What the actor framework gates

The actor framework (@open-matrix/core) gates op invocations by the actor's static accepts declaration. A caller that can reach system.devices.$inbox (NATS subject permission allows it) can attempt any op declared in accepts (devices.list, devices.register, …) but cannot invoke an undeclared op — the framework rejects unknown ops.

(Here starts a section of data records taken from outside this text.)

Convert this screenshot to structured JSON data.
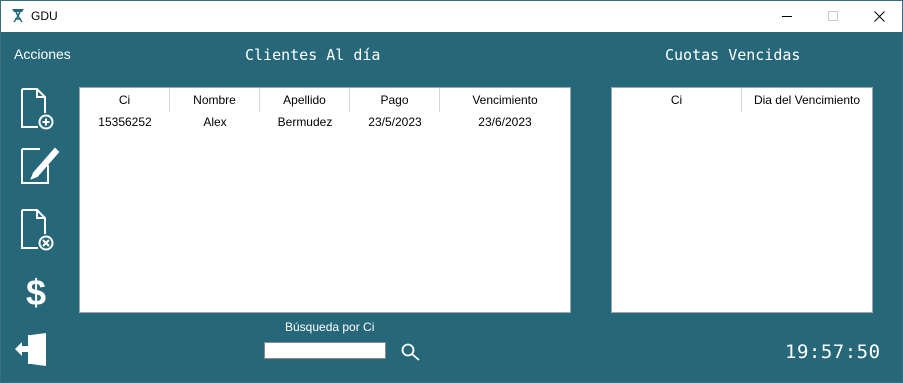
{
  "window": {
    "title": "GDU",
    "icon": "app-logo-icon",
    "controls": [
      "minimize-icon",
      "maximize-icon",
      "close-icon"
    ]
  },
  "sidebar": {
    "heading": "Acciones",
    "items": [
      {
        "icon": "add-document-icon"
      },
      {
        "icon": "edit-document-icon"
      },
      {
        "icon": "delete-document-icon"
      },
      {
        "icon": "dollar-icon"
      },
      {
        "icon": "exit-icon"
      }
    ]
  },
  "clientes": {
    "heading": "Clientes Al día",
    "columns": [
      "Ci",
      "Nombre",
      "Apellido",
      "Pago",
      "Vencimiento"
    ],
    "rows": [
      [
        "15356252",
        "Alex",
        "Bermudez",
        "23/5/2023",
        "23/6/2023"
      ]
    ]
  },
  "cuotas": {
    "heading": "Cuotas Vencidas",
    "columns": [
      "Ci",
      "Dia del Vencimiento"
    ],
    "rows": []
  },
  "search": {
    "label": "Búsqueda por Ci",
    "value": "",
    "icon": "search-icon"
  },
  "clock": {
    "time": "19:57:50"
  },
  "colors": {
    "background": "#27677a",
    "panel": "#ffffff",
    "text_light": "#ffffff"
  }
}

This is op-name gating, not principal-and-capability gating. Any caller with the right NATS subject access can attempt any declared op. Combined with NATS account isolation, this is "any caller in your account can invoke any of your actors' ops." Within an account, no further gates.

Browser-NATS specifics

Browser clients connect to NATS via WebSocket (/nats-ws, same-origin). They authenticate using a short-lived bus token (5 min) issued by HostSessionService.createBusToken(). The NATS server (per the nats-hub.conf) maps this token to the principal's account.

no_auth_user (the unauthenticated browser identity) gets minimal permissions — typically just enough to participate in the auth-rotation ceremony. Real authentication elevates the connection to the principal's account.

See also

  • Capability tokens — would be the wire format for attenuation.
  • Security realms — how the system-security package's realm model relates.
  • Namespace ownership — naming the roots that subjects live under.
  • projects/matrix-3/packages/docs/content/security/nats-account-isolation.md — canonical NATS spec.